Is there a right or wrong way to tell children Mama and Dada are no longer living in the same house, and that things are going to change for everyone? It’s a conversation that is difficult, saddening, and hard for kids to understand. So how can we make this conversation the best it can be, so they understand and still feel some hope for happiness in the future?
A General Guideline To Follow
When telling kids about divorce
Heather Westberg and her colleagues in Utah published the results of in-depth interviews of children of divorce, this guideline is from the studies of Westberg, as well as my recent experience of telling my children just this past Monday (two days ago!). I’m writing about this topic while it is still fresh in my mind to help other parents with this unfortunate family meeting they are about to undergo.
- The setting… where you tell your kids about the divorce is very important! being told about the divorce is something kids will remember for a long time. This is a huge deal for them, even more so than the parents, so keep that in mind! My ex husband and I agreed to tell the kids in the home we were in the process of selling. We didn’t want to do it in our new places of residence so that memory would not be in the new chapter of our new lives. Find a good place that is private, that they can walk away from and not have to return to (if possible).
Westberg’s study shows that the memory of finding out sticks with children, potentially bringing back the pain when recalled. Unfortunately, many children do not forget that day.
- Make sure everyone is accounted for, kids and both parents! Call for a family meeting, tell them there is something important to discuss and that everyone needs to be present. Never tell one kid at a time, it puts pressure on them to have a secret and to hide their emotions. My ex and I sat our 6-year-old and 7-year-old on the couch, as I sat on one side and he on the other as we told our beautiful children about our not so beautiful topic. Having both parents there to talk about this and help comfort and support the kids is vital. They need to know that both parents are on the same page and are there for them.
- Before you tell your young kids, prepare them for the inevitable!
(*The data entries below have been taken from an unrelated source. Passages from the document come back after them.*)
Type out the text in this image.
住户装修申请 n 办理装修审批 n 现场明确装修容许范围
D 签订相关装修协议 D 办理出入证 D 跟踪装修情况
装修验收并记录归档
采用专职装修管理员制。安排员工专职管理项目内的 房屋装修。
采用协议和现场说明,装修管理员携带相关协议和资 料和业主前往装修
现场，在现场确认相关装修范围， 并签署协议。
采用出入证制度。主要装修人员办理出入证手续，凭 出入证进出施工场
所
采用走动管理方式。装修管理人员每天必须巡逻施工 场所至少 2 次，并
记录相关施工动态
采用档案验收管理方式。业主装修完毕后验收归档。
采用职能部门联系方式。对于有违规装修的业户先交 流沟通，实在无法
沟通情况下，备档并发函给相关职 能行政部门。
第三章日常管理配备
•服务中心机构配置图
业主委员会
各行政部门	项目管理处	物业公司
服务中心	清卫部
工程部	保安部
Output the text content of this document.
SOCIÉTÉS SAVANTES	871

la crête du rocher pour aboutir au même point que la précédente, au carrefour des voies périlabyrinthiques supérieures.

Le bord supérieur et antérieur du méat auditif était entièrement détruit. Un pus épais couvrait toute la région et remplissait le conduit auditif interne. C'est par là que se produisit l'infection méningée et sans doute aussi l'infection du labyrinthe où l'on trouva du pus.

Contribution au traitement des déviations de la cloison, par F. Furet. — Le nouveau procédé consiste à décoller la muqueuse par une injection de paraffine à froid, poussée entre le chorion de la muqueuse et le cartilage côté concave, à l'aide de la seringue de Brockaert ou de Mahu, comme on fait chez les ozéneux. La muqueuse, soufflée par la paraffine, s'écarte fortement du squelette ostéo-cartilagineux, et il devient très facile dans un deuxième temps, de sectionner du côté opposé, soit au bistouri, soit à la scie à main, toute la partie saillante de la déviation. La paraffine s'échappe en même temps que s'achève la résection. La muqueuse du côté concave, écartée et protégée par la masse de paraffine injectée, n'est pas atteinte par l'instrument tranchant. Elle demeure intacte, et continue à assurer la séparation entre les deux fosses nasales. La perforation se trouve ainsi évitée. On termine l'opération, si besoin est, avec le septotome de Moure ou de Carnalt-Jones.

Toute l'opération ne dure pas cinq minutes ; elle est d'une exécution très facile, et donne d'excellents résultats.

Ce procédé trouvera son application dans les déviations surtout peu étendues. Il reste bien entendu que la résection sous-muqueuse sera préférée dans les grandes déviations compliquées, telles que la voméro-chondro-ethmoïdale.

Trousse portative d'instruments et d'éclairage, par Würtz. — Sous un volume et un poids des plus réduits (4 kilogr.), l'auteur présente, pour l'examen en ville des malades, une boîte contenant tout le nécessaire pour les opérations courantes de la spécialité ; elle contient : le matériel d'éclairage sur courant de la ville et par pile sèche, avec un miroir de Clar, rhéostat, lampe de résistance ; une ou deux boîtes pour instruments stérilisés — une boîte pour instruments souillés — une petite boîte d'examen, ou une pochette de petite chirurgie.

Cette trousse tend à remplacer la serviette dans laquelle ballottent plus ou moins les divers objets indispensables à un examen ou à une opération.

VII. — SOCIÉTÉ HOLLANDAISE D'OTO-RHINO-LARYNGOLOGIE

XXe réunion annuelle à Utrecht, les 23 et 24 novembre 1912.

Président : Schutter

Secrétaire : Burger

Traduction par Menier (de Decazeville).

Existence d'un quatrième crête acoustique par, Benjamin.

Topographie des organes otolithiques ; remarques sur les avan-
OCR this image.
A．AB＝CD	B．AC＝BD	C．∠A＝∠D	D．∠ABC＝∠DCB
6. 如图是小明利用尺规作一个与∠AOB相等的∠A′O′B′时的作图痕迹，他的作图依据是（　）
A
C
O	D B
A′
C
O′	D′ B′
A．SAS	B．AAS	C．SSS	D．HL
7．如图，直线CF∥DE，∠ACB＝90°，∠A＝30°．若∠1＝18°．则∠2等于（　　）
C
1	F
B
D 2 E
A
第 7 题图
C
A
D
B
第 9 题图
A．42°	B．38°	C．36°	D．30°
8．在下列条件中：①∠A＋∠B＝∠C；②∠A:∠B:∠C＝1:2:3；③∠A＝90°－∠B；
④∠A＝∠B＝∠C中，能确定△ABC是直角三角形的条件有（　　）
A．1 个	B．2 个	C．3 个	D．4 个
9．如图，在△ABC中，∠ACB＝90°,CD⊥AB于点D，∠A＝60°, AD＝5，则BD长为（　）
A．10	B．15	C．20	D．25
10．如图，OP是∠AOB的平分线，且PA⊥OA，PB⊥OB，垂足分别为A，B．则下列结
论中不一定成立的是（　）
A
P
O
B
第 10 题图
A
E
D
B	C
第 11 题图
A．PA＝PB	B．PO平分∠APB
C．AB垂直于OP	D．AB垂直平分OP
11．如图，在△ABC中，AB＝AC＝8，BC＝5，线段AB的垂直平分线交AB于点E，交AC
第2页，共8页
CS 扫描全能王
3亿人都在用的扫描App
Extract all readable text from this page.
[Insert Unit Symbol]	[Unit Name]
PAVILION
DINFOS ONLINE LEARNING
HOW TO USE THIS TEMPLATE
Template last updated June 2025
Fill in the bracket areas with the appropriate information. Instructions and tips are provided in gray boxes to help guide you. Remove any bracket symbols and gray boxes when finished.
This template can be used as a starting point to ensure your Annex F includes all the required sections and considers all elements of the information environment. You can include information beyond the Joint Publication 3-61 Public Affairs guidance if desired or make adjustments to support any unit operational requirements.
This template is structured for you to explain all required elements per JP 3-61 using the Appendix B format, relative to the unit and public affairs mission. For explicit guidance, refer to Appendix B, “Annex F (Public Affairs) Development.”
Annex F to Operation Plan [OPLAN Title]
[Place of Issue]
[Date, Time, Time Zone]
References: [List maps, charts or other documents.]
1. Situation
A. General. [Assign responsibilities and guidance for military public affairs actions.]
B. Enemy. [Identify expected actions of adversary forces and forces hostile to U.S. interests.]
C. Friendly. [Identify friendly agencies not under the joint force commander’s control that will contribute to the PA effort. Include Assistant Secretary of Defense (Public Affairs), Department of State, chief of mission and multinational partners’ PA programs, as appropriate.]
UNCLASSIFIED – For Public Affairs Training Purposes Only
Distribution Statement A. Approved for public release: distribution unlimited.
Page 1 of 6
We decided to do a dry run-through of how it will be first before telling the kids. The week before we told our kids… my kids and I slept at my folks house on my days (with one day a sleep over at the other grandparents house), then on my ex’s days the kids went to sleep over at his place). that way my young ones had an idea of how it’s going to be from now on and it wouldn’t be so scary/ fearful for them… it actually made it easier to explain as well.
- Try your best to keep it positive! It’s an un-fun conversation, a hard one at that! but focus on the positive and don’t over explain it. Since we did a practice run the week before, we began the conversation by saying… ‘you know how we lived this week?! how you spent time with mama, then slept over at the grandparents, then on dada’s days off you spent those days with him?! well from now on this is how we will live… Mama and dada will not be living together anymore, so from now on you will live with mama on these days, and on dada’s days off you’ll live with dada in his new place and you can decorate your rooms how you want in both homes, you will be able to see everyone still, both sets of grandparents, cousins, uncles, aunties, etc… We love you very much, and mama will always be your mama and will always be there for you and love you, and dada will always be your dada and always be there for you and love you. Some times things don’t work out, but no one is to blame for this! (hold and love your kids!)
- How your kids react may shock you, never assume you know how they’ll feel! Some may feel sad or mad, some may feel relieved and happy! The best thing you can do after telling your kids is to tell them “how ever you feel is okay, you have a right to feel that way and know that mama and dada are here for you!” My kids took it hard, they cried a while, so lots of hugs and kisses were necessary!
- Ask them if they have any questions! This is important, don’t skip this step! My kids had questions, they mainly asked certain questions just to double-check. Example: ‘so when we live with mama we’ll be sleeping at grandma and grandpa’s?’ (on my side… they call my mom Mamie- grandma in french! and my dad- Big Daddy!). Yes! was the answer… and we’ll be with dada when he’s not working? yes!
- Be Adults about it! Don’t EVER talk bad about the other parent in front of the kids… this is damaging to the children, NOT your ex! your ex could give a crap, they’ve moved on, BUT your kids will ALWAYS be effected by this… remind your extended family about this as well. No negative talk around the kids, if you need to vent do so when you’re out with your friends FAR away from your kids!
- Parents, be flexible! It’ll be easier for everyone…if your kids want to go see the other parent or other family, check with them and make it happen! OR if something comes up, work together to make it easiest for the kids… Kids come first!
Have a healthy co-parenting lifestyle people! it will make life more pleasant for everyone involved, always choose to be the bigger person, and enjoy your new way of life! Divorce is not the end of the world, stay positive and be happy!
I had to add this photo because it is EXTREMELY important!
Good luck to all parents who are about to talk to their kids about their divorce… Speak from the heart!